O anúncio de Trump sobre o reforço naval dos EUA ocorre depois de ele ter recuado nas ameaças de acção militar contra o Irão na semana passada, depois de ter recebido garantias de que Teerão não realizaria quaisquer execuções de manifestantes.
A confirmação de Trump da continuação dos preparativos militares na região segue-se a notícias da imprensa norte-americana na semana passada de que o porta-aviões USS Abraham Lincoln e os navios do seu grupo de ataque receberam ordens para desviar para o Médio Oriente das manobras no Mar do Sul da China.
Falando na quinta-feira, Trump reiterou que as suas ameaças anteriores de usar a força contra Teerão impediram a execução de mais de 800 manifestantes no Irão e disse que estava aberto a falar novamente com a liderança do país.
As autoridades iranianas negaram planos para executar pessoas que participaram em protestos antigovernamentais generalizados que começaram no final de dezembro, e a mídia estatal iraniana disse que 3.117 pessoas foram mortas, incluindo 2.427 civis e membros das forças de segurança.
Falando à emissora norte-americana CNBC na quarta-feira, Trump disse esperar que não haja mais ações militares dos EUA contra o Irão, mas disse que os EUA tomariam medidas se Teerão retomasse o seu programa nuclear.
“Eles não podem tornar-se nucleares”, disse Trump numa entrevista à CNBC em Davos.
“Se o fizerem, acontecerá novamente”, disse o presidente, referindo-se ao ataque aéreo dos EUA em junho de 2025 às instalações nucleares do Irão, ao qual Washington se juntou na guerra de 12 dias de Israel contra o país.
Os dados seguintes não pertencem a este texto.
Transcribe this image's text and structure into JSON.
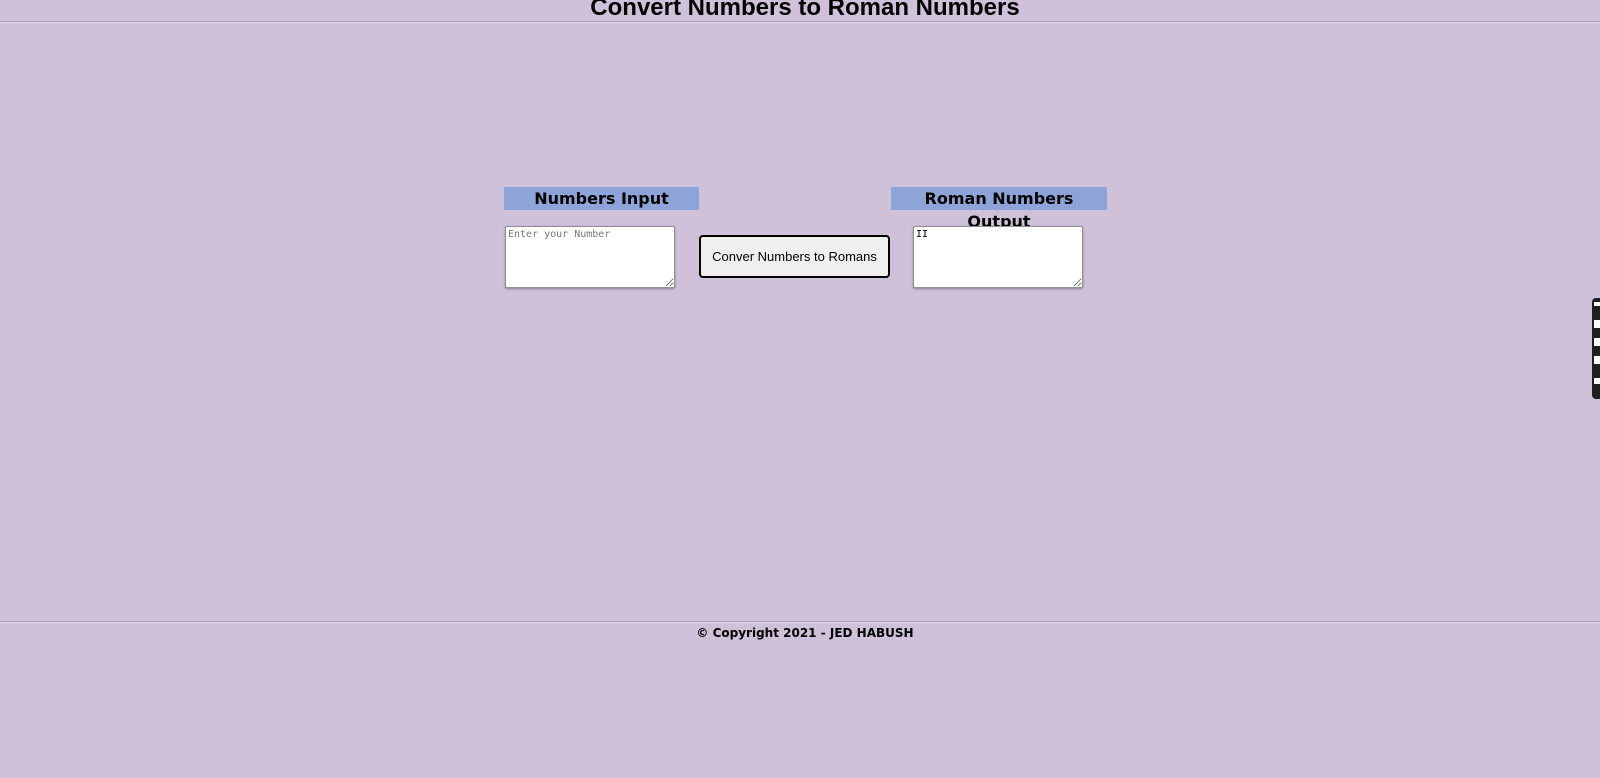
{
  "page": {
    "title": "Convert Numbers to Roman Numbers",
    "background_color": "#cfc1da"
  },
  "input_panel": {
    "label": "Numbers Input",
    "placeholder": "Enter your Number",
    "value": "",
    "label_color": "#8ea4d8"
  },
  "convert": {
    "button_label": "Conver Numbers to Romans"
  },
  "output_panel": {
    "label": "Roman Numbers Output",
    "value": "II",
    "label_color": "#8ea4d8"
  },
  "footer": {
    "text": "© Copyright 2021 - JED HABUSH"
  },
  "side_widget": {
    "icon": "floating-toolbar-icon"
  }
}
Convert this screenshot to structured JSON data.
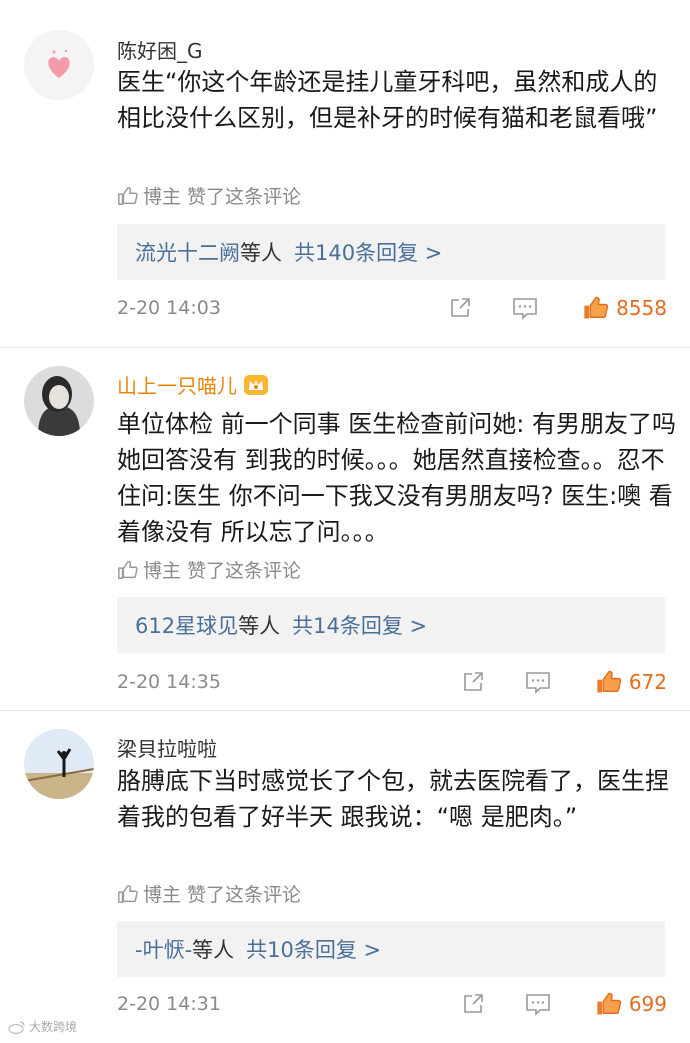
{
  "comments": [
    {
      "username": "陈好困_G",
      "text": "医生“你这个年龄还是挂儿童牙科吧，虽然和成人的相比没什么区别，但是补牙的时候有猫和老鼠看哦”",
      "liked_by": "博主 赞了这条评论",
      "reply_user": "流光十二阙",
      "reply_suffix": "等人",
      "reply_count": "共140条回复 >",
      "timestamp": "2-20 14:03",
      "likes": "8558",
      "avatar_icon": "heart-icon"
    },
    {
      "username": "山上一只喵儿",
      "text": "单位体检 前一个同事 医生检查前问她: 有男朋友了吗 她回答没有 到我的时候。。。她居然直接检查。。忍不住问:医生 你不问一下我又没有男朋友吗? 医生:噢 看着像没有 所以忘了问。。。",
      "liked_by": "博主 赞了这条评论",
      "reply_user": "612星球见",
      "reply_suffix": "等人",
      "reply_count": "共14条回复 >",
      "timestamp": "2-20 14:35",
      "likes": "672",
      "avatar_icon": "user-photo-icon"
    },
    {
      "username": "梁貝拉啦啦",
      "text": "胳膊底下当时感觉长了个包，就去医院看了，医生捏着我的包看了好半天 跟我说：“嗯 是肥肉。”",
      "liked_by": "博主 赞了这条评论",
      "reply_user": "-叶恹-",
      "reply_suffix": "等人",
      "reply_count": "共10条回复 >",
      "timestamp": "2-20 14:31",
      "likes": "699",
      "avatar_icon": "landscape-photo-icon"
    }
  ],
  "watermark": "大数跨境",
  "colors": {
    "link_blue": "#4a6f9a",
    "like_orange": "#e56c1e",
    "gray_text": "#8a8a8a",
    "gold_name": "#e8860c"
  }
}
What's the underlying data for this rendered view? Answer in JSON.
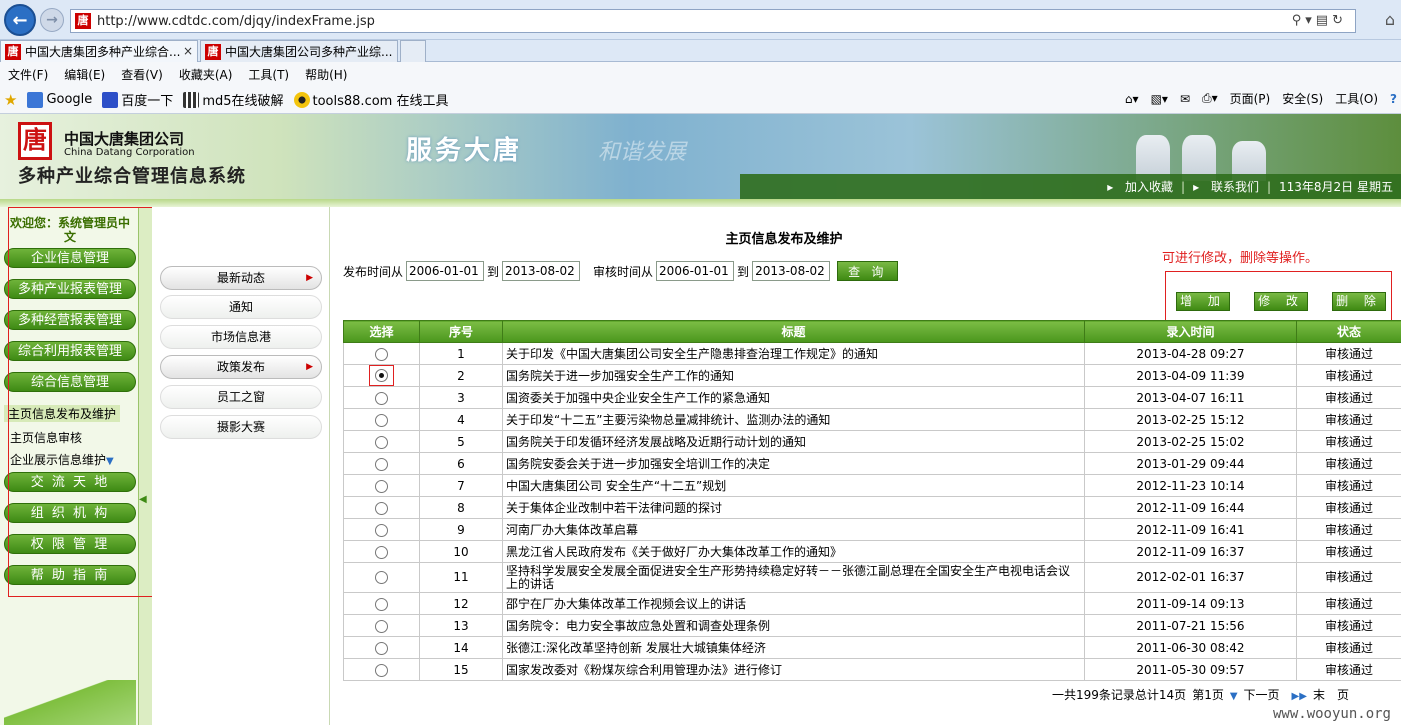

Washington ordenou pela última vez um grande reforço militar no Médio Oriente antes dos seus ataques em Junho, e as autoridades gabaram-se mais tarde de como manteve em segredo a sua intenção de atacar o programa nuclear de Teerão na altura.
Escrevendo no Wall Street Journal na terça-feira, o ministro das Relações Exteriores iraniano, Abbas Araghi, alertou os EUA que Teerã “responderia com tudo o que temos” se fosse atacado.
“As nossas poderosas forças armadas não hesitam em disparar com tudo o que temos se sofrermos um novo ataque”, escreveu o ministro.
Araghi disse que o seu aviso não era uma ameaça, “mas acho que devo afirmar o facto claramente, porque como diplomata e veterano odeio a guerra”.
“Todo o confronto certamente será feroz e se arrastará por muito mais tempo do que os cronogramas fantasiosos de Israel e seus representantes tentando invadir a Casa Branca”, disse ele.
“Definitivamente cobrirá uma ampla área e afetará pessoas comuns em todo o mundo”, disse ele.